First, the US OFAC sanctions of 2 March 2026 designated the RDF as a sanctioned entity for their role in supporting, training and fighting alongside M23 in the DRC. These sanctions create a secondary sanctions risk for any European financial institution continuing to transfer funds to the Rwandan military, rendering the European Peace Facility legally and operationally unviable in this context.

Second, there is a patent conflict of interest. The EU cannot logically fund an army that simultaneously occupies the DRC militarily, subjects its populations to serious human rights violations, destabilises an entire region, and plays the role of security provider in Mozambique. Funding the RDF in Mozambique was indirectly validating and subsidising the entire Rwandan military apparatus, including its armed wing in the DRC.

Third, the logic of the European Peace Facility has been subverted. This instrument was designed to support legitimate African peace missions. It was not intended to fund the bilateral deployment of a foreign army in a sovereign country for the benefit of private economic interests, namely the protection of TotalEnergies' 20-billion-dollar gas project on the Afungi peninsula.

ARC considers this decision, even if partly driven by external geopolitical factors, to be a step in the right direction, and calls for an immediate redirection of European funds towards the direct strengthening of the Mozambican Armed Defence Forces (FADM).

 

2. Mozambique's Security Dependency on Rwanda: An Artificially Constructed Condition

The argument that Mozambique cannot do without Rwanda is a political construct. It does not reflect an inherent structural incapacity of Mozambican forces, but the result of a dependency deliberately maintained through years of misdirected international funding.

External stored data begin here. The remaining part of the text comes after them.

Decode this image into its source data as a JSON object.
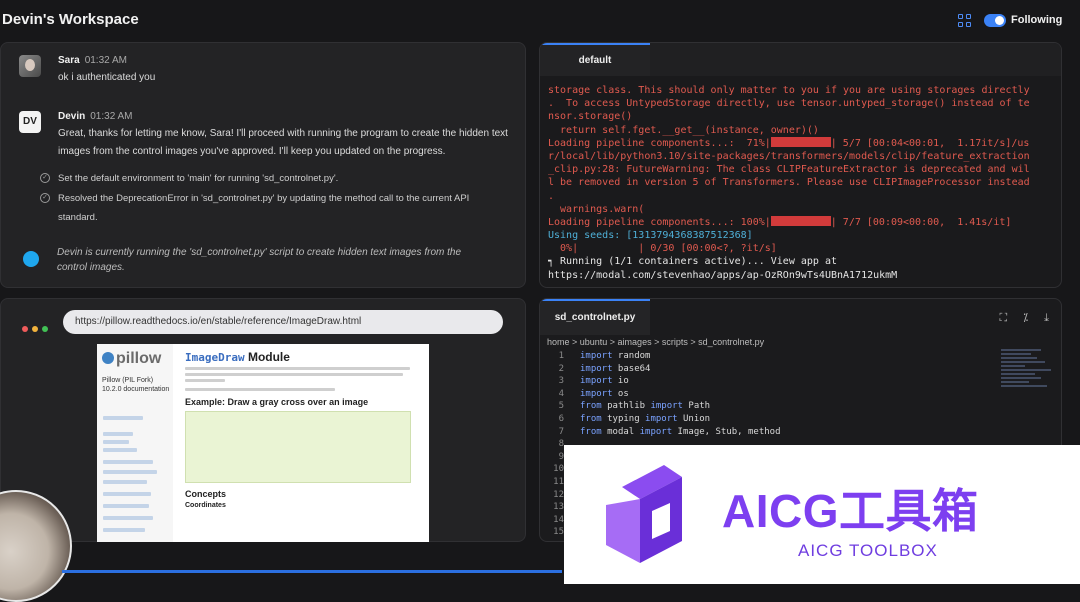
{
  "header": {
    "title": "Devin's Workspace",
    "following_label": "Following",
    "following_on": true,
    "accent": "#3b82f6"
  },
  "chat": {
    "messages": [
      {
        "author": "Sara",
        "time": "01:32 AM",
        "text": "ok i authenticated you"
      },
      {
        "author": "Devin",
        "avatar": "DV",
        "time": "01:32 AM",
        "text": "Great, thanks for letting me know, Sara! I'll proceed with running the program to create the hidden text images from the control images you've approved. I'll keep you updated on the progress."
      }
    ],
    "checklist": [
      "Set the default environment to 'main' for running 'sd_controlnet.py'.",
      "Resolved the DeprecationError in 'sd_controlnet.py' by updating the method call to the current API standard."
    ],
    "status": "Devin is currently running the 'sd_controlnet.py' script to create hidden text images from the control images."
  },
  "browser": {
    "url": "https://pillow.readthedocs.io/en/stable/reference/ImageDraw.html",
    "page": {
      "logo": "pillow",
      "project": "Pillow (PIL Fork) 10.2.0 documentation",
      "title_code": "ImageDraw",
      "title_rest": " Module",
      "example_heading": "Example: Draw a gray cross over an image",
      "concepts_heading": "Concepts",
      "coordinates_heading": "Coordinates"
    }
  },
  "terminal": {
    "tab": "default",
    "lines": [
      {
        "t": "storage class. This should only matter to you if you are using storages directly",
        "c": "#e05a4f"
      },
      {
        "t": ".  To access UntypedStorage directly, use tensor.untyped_storage() instead of te",
        "c": "#e05a4f"
      },
      {
        "t": "nsor.storage()",
        "c": "#e05a4f"
      },
      {
        "t": "  return self.fget.__get__(instance, owner)()",
        "c": "#e05a4f"
      },
      {
        "t": "Loading pipeline components...:  71%|",
        "bar": true,
        "t2": "| 5/7 [00:04<00:01,  1.17it/s]/us",
        "c": "#e05a4f"
      },
      {
        "t": "r/local/lib/python3.10/site-packages/transformers/models/clip/feature_extraction",
        "c": "#e05a4f"
      },
      {
        "t": "_clip.py:28: FutureWarning: The class CLIPFeatureExtractor is deprecated and wil",
        "c": "#e05a4f"
      },
      {
        "t": "l be removed in version 5 of Transformers. Please use CLIPImageProcessor instead",
        "c": "#e05a4f"
      },
      {
        "t": ".",
        "c": "#e05a4f"
      },
      {
        "t": "  warnings.warn(",
        "c": "#e05a4f"
      },
      {
        "t": "Loading pipeline components...: 100%|",
        "bar": true,
        "t2": "| 7/7 [00:09<00:00,  1.41s/it]",
        "c": "#e05a4f"
      },
      {
        "t": "Using seeds: [1313794368387512368]",
        "c": "#4fb0d8"
      },
      {
        "t": "  0%|          | 0/30 [00:00<?, ?it/s]",
        "c": "#e05a4f"
      },
      {
        "t": "┑ Running (1/1 containers active)... View app at",
        "c": "#e6e6e6"
      },
      {
        "t": "https://modal.com/stevenhao/apps/ap-OzROn9wTs4UBnA1712ukmM",
        "c": "#e6e6e6"
      }
    ]
  },
  "editor": {
    "tab": "sd_controlnet.py",
    "breadcrumb": "home > ubuntu > aimages > scripts > sd_controlnet.py",
    "lines": [
      {
        "n": "1",
        "kw": "import",
        "rest": " random"
      },
      {
        "n": "2",
        "kw": "import",
        "rest": " base64"
      },
      {
        "n": "3",
        "kw": "import",
        "rest": " io"
      },
      {
        "n": "4",
        "kw": "import",
        "rest": " os"
      },
      {
        "n": "5",
        "kw": "from",
        "rest": " pathlib ",
        "kw2": "import",
        "rest2": " Path"
      },
      {
        "n": "6",
        "kw": "from",
        "rest": " typing ",
        "kw2": "import",
        "rest2": " Union"
      },
      {
        "n": "7",
        "kw": "from",
        "rest": " modal ",
        "kw2": "import",
        "rest2": " Image, Stub, method"
      },
      {
        "n": "8",
        "kw": "",
        "rest": ""
      },
      {
        "n": "9",
        "kw": "",
        "rest": ""
      },
      {
        "n": "10",
        "kw": "",
        "rest": ""
      },
      {
        "n": "11",
        "kw": "",
        "rest": ""
      },
      {
        "n": "12",
        "kw": "",
        "rest": ""
      },
      {
        "n": "13",
        "kw": "",
        "rest": ""
      },
      {
        "n": "14",
        "kw": "",
        "rest": ""
      },
      {
        "n": "15",
        "kw": "",
        "rest": ""
      }
    ]
  },
  "watermark": {
    "title": "AICG工具箱",
    "subtitle": "AICG TOOLBOX",
    "color": "#7d3ff0"
  }
}
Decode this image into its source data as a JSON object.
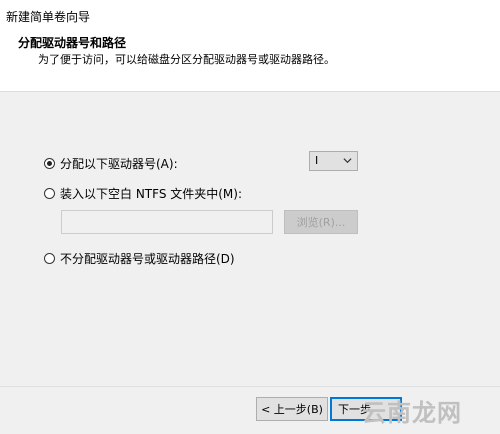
{
  "window": {
    "title": "新建简单卷向导"
  },
  "header": {
    "title": "分配驱动器号和路径",
    "description": "为了便于访问，可以给磁盘分区分配驱动器号或驱动器路径。"
  },
  "options": {
    "assign_letter": {
      "label": "分配以下驱动器号(A):",
      "selected": true
    },
    "mount_folder": {
      "label": "装入以下空白 NTFS 文件夹中(M):",
      "selected": false
    },
    "no_assign": {
      "label": "不分配驱动器号或驱动器路径(D)",
      "selected": false
    }
  },
  "drive_select": {
    "value": "I",
    "icon": "chevron-down-icon"
  },
  "path_input": {
    "value": "",
    "enabled": false
  },
  "buttons": {
    "browse": "浏览(R)...",
    "back": "< 上一步(B)",
    "next": "下一步"
  },
  "watermark": "云南龙网",
  "colors": {
    "accent": "#0078d7",
    "content_bg": "#f0f0f0",
    "header_bg": "#ffffff"
  }
}
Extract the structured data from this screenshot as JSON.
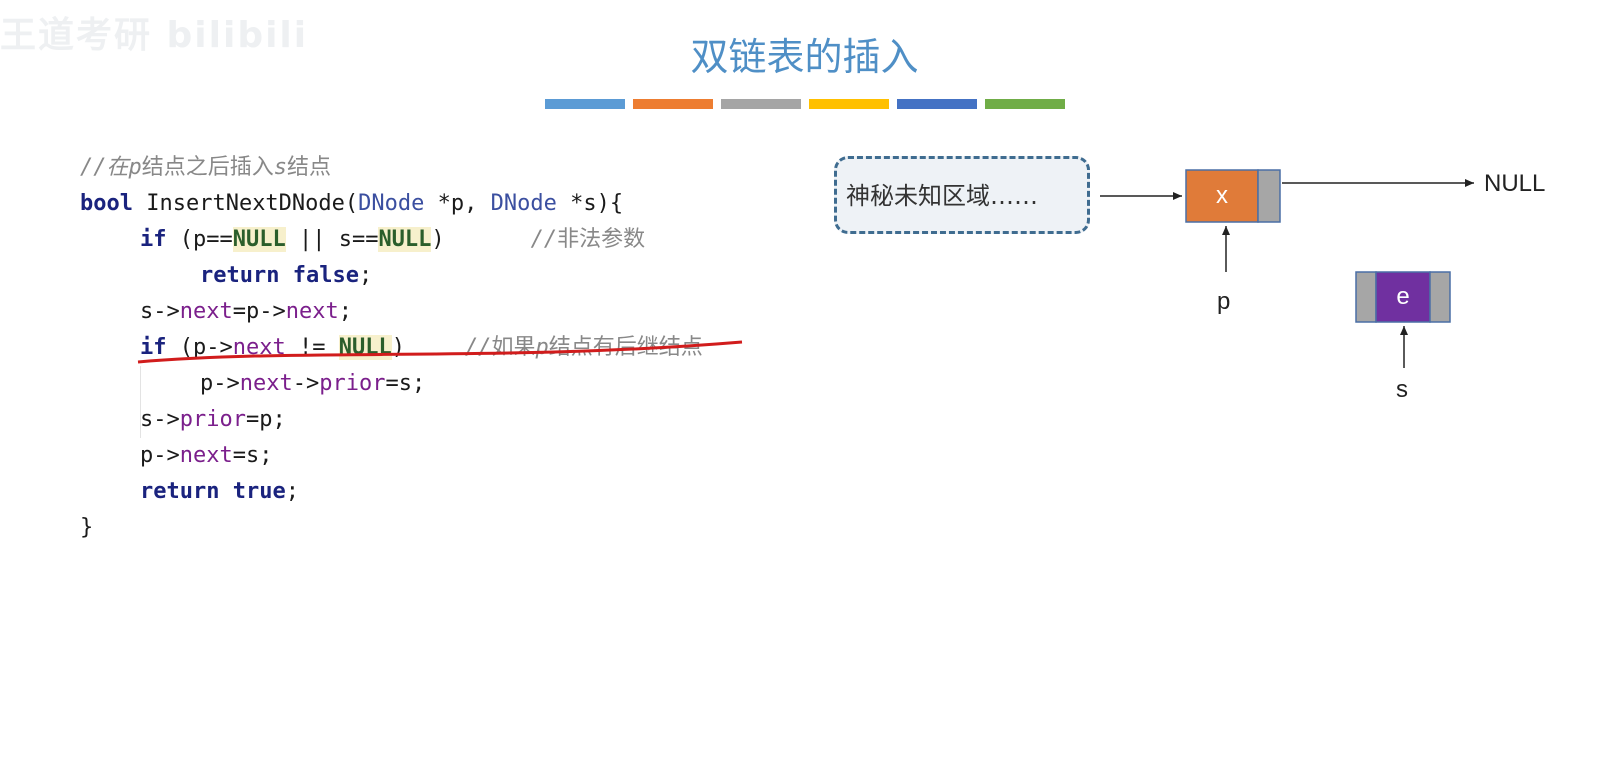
{
  "watermark": "王道考研 bilibili",
  "title": "双链表的插入",
  "color_bars": [
    "#5b9bd5",
    "#ed7d31",
    "#a5a5a5",
    "#ffc000",
    "#4472c4",
    "#70ad47"
  ],
  "code": {
    "comment_prefix": "//在",
    "comment_p": "p",
    "comment_mid": "结点之后插入",
    "comment_s": "s",
    "comment_end": "结点",
    "sig_bool": "bool",
    "sig_name": " InsertNextDNode(",
    "sig_type1": "DNode",
    "sig_p1": " *p, ",
    "sig_type2": "DNode",
    "sig_p2": " *s){",
    "l3_if": "if",
    "l3_a": " (p==",
    "l3_null1": "NULL",
    "l3_b": " || s==",
    "l3_null2": "NULL",
    "l3_c": ")",
    "l3_cm_slash": "//",
    "l3_cm": "非法参数",
    "l4_return": "return",
    "l4_false": "false",
    "l4_semi": ";",
    "l5_a": "s->",
    "l5_next1": "next",
    "l5_b": "=p->",
    "l5_next2": "next",
    "l5_c": ";",
    "l6_if": "if",
    "l6_a": " (p->",
    "l6_next": "next",
    "l6_b": " != ",
    "l6_null": "NULL",
    "l6_c": ")",
    "l6_cm_slash": "//",
    "l6_cm_a": "如果",
    "l6_cm_p": "p",
    "l6_cm_b": "结点有后继结点",
    "l7_a": "p->",
    "l7_next": "next",
    "l7_b": "->",
    "l7_prior": "prior",
    "l7_c": "=s;",
    "l8_a": "s->",
    "l8_prior": "prior",
    "l8_b": "=p;",
    "l9_a": "p->",
    "l9_next": "next",
    "l9_b": "=s;",
    "l10_return": "return",
    "l10_true": "true",
    "l10_semi": ";",
    "close": "}"
  },
  "diagram": {
    "unknown_region": "神秘未知区域……",
    "node_x": "x",
    "node_e": "e",
    "null_label": "NULL",
    "pointer_p": "p",
    "pointer_s": "s",
    "colors": {
      "node_x": "#e07b39",
      "node_e": "#7030a0",
      "pointer_field": "#a6a6a6",
      "node_border": "#4a6fa5",
      "underline": "#d11c1c"
    }
  }
}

When the Cabo Delgado crisis erupted in 2017, several external actors successively operated in the region: Russia's Wagner Group, South Africa's Dyck Advisory Group, then the SADC Mission in Mozambique (SAMIM). Kigali seized the strategic opportunity created by SAMIM's withdrawal to establish itself as the indispensable actor. This positioning forms part of a broader Rwandan strategy of military and economic expansion: Rwandan soldiers protect gas infrastructure serving foreign investors, while Kigali obtains funding, prestige and diplomatic capital offsetting its growing isolation over its conduct in the DRC.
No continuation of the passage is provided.